From this perspective, TRW underlined the depth of its experience in radar and video camera systems, by indicating that it is currently implementing its third and fourth generation sensor systems, adding that these do not only address the immediate industry requirements, but also the necessary capabilities to enable semi- and automated driving.

Whydell explained that "as we move towards cars that allow the driver to take their hands off the wheel for periods of time, we'll start to see additional sensors being fitted to monitor 360° around the vehicle and also the driver's attention level."

He further specified that as "these systems will need to allow time for a distracted driver to be able to retake control of ... (his / her) vehicle, radar sensors will therefore require a wider field of view at shorter range, combined with an overall longer range detection capability."

Hence, "next generation video camera sensors will likely have lenses which can extend the range for detecting vehicles to 250 metres (273 yards) and beyond for highway driving, while also allowing you to see what is happening close to the vehicle when maneuvering at low speed."


Emergency Steering Assist (ESA)
Emergency Steering Assist: additional steering torque during a sudden maneuver to assist the driver in lateral guidance.
ESA TRW defines the role of its Emergency Steering Assist (ESA), as demonstrated on a prototype vehicle at the Hockenheimring, as helping the driver in an emergency situation... "when an evasive steering maneuver is initiated... the system applies an additional steering torque during the maneuver and assists the driver in lateral vehicle guidance...".

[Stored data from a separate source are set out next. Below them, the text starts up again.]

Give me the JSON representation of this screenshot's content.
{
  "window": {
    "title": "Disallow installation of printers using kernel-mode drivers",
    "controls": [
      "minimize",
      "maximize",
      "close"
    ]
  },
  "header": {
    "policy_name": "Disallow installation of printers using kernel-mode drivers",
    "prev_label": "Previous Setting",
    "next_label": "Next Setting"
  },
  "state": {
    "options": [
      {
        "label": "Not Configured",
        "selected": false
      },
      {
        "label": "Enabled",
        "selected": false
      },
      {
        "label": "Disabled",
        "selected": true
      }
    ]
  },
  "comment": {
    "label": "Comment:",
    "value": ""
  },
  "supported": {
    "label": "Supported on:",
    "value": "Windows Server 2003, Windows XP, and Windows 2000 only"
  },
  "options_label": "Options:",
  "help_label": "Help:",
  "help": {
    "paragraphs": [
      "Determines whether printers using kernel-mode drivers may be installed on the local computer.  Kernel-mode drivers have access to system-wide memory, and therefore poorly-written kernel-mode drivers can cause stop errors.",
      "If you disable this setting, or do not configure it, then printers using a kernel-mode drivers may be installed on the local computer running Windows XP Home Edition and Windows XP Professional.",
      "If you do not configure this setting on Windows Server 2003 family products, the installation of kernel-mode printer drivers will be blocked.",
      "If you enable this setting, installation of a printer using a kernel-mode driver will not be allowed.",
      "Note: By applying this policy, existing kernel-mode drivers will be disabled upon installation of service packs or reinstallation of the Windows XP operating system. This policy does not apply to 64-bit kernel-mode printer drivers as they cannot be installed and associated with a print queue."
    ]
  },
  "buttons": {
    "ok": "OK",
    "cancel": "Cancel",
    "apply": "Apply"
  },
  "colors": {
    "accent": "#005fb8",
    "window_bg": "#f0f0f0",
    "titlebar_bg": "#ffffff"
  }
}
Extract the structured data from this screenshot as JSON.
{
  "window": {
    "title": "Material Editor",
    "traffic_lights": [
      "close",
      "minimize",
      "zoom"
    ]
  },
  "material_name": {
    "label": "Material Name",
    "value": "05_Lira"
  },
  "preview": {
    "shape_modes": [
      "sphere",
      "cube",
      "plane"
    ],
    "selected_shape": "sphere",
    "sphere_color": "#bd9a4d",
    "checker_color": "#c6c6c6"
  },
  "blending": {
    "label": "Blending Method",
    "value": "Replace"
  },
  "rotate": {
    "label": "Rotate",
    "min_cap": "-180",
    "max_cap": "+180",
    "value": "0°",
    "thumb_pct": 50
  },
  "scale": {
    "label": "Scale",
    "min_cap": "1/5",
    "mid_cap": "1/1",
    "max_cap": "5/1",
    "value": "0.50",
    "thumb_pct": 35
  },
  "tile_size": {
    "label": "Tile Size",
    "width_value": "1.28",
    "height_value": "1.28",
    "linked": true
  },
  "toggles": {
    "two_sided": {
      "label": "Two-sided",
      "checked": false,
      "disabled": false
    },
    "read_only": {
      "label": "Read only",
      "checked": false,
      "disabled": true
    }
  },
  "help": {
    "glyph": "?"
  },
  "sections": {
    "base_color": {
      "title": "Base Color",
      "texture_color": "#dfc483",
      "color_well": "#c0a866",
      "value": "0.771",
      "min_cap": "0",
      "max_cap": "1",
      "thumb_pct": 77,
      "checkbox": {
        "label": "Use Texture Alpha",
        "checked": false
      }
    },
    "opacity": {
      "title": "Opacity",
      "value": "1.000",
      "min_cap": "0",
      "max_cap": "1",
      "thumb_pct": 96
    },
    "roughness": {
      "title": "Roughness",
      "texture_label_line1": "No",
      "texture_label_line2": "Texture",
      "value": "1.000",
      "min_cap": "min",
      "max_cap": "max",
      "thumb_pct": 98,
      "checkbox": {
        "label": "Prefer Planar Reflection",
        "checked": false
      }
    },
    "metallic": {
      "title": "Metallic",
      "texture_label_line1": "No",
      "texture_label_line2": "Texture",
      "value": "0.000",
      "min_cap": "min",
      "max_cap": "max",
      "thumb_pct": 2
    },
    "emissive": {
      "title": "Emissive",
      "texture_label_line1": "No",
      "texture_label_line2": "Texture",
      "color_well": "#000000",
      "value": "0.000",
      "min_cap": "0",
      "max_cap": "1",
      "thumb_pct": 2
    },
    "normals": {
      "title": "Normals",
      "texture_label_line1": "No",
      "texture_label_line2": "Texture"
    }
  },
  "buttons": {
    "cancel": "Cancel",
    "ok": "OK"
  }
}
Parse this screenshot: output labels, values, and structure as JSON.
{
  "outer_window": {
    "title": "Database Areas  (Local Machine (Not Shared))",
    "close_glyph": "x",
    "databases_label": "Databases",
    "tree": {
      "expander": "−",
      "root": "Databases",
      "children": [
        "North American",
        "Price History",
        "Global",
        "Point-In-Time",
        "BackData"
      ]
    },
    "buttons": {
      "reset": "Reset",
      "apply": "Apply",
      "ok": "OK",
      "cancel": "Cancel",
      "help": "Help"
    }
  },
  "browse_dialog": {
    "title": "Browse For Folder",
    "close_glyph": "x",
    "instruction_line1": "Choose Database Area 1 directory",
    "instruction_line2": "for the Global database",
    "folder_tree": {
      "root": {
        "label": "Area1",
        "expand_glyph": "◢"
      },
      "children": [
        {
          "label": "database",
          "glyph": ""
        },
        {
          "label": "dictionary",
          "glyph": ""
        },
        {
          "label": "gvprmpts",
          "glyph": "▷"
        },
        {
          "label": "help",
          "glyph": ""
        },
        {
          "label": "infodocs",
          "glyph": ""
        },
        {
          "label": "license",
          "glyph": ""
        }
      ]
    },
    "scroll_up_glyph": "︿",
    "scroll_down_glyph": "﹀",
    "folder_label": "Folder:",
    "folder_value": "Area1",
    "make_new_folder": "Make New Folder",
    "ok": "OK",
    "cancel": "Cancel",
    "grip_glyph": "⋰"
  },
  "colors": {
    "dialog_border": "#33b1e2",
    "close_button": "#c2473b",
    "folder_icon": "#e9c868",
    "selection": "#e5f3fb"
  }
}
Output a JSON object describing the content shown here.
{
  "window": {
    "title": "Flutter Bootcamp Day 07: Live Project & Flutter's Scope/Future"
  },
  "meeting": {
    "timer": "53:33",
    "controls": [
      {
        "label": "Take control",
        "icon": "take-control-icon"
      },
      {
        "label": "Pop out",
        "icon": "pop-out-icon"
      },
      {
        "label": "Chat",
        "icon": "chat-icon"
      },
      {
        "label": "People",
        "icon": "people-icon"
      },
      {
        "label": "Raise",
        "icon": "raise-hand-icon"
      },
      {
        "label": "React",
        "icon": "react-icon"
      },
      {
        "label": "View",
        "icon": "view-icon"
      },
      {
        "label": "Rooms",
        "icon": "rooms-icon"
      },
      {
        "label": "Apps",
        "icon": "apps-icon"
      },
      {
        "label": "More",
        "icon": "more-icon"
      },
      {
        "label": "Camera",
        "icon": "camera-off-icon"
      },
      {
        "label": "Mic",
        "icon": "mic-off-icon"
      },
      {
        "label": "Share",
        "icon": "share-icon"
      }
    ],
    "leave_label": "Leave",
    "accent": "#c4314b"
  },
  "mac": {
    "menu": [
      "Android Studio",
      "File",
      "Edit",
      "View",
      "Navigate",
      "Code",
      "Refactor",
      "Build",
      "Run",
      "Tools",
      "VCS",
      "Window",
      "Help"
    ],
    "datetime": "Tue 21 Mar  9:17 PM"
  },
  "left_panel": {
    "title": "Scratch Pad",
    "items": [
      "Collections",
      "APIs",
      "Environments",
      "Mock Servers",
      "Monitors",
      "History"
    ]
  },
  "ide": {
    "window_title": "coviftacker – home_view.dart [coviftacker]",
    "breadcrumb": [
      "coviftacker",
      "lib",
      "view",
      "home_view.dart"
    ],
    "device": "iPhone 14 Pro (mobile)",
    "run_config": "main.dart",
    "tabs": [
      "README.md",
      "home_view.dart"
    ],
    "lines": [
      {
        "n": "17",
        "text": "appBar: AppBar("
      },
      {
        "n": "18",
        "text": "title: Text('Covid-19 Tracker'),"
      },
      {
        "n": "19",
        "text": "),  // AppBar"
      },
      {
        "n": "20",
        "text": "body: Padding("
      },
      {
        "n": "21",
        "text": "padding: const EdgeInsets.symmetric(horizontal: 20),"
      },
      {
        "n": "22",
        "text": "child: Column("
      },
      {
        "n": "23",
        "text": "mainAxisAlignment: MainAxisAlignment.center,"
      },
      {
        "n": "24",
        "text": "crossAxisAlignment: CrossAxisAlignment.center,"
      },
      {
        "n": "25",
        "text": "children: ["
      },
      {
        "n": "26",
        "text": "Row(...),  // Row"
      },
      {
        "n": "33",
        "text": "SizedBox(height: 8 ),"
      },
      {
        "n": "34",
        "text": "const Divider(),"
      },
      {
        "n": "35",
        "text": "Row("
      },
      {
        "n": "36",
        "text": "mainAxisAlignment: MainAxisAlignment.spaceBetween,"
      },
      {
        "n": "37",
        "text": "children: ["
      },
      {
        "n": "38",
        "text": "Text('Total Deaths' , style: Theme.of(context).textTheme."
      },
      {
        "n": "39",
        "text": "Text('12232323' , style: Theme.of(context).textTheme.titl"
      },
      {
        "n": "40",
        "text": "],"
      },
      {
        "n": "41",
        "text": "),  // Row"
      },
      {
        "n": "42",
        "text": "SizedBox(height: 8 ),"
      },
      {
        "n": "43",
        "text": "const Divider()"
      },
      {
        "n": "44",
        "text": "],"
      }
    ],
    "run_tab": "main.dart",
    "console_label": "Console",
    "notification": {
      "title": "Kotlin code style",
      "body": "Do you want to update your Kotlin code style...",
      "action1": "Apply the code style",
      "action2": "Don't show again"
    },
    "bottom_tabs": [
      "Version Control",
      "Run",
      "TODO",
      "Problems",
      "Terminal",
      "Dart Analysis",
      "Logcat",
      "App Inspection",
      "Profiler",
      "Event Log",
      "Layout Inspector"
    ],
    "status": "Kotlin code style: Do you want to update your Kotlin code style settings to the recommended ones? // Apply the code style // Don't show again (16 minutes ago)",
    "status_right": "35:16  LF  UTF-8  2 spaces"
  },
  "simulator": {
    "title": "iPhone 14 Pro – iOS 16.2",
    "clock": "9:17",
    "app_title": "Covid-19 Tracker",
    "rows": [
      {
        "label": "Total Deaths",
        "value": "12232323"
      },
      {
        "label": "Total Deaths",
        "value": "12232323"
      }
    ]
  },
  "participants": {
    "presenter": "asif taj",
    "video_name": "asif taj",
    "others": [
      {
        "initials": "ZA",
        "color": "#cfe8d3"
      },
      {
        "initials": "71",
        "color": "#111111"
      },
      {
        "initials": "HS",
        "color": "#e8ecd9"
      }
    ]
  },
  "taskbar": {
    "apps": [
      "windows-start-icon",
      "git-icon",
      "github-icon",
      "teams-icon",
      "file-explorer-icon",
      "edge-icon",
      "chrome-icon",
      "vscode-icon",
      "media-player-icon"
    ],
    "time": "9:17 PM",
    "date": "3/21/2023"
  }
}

As further explained by Dr. Carsten Hass, engineering manager of Integrated Active and Passive Safety Systems at TRW: "Emergency Steering Assist is our next step in collision avoidance. For example, if you swerve to avoid an obstacle, the system will calculate the optimal trajectory around it and additional steering torque will be applied to help to follow the trajectory and stabilize the car."

Thanks to the real-time image and data collected (of the road ahead) by the video camera and radar sensors, TRW's ESA determines the optimal input it has to send to the electrically powered steering (EPS) system.

TRW's Lane Keeping Assist System with closed loop control
TRW's Lane Keeping Assist: closed loop control aides drivers to avoid unintended lane and road departures.
In any case, Dr. Hass points out that the "driver remains in control of the vehicle and can override the system at all times. ESA is designed to (help) the driver to react faster and more accurately", not to replace him or her.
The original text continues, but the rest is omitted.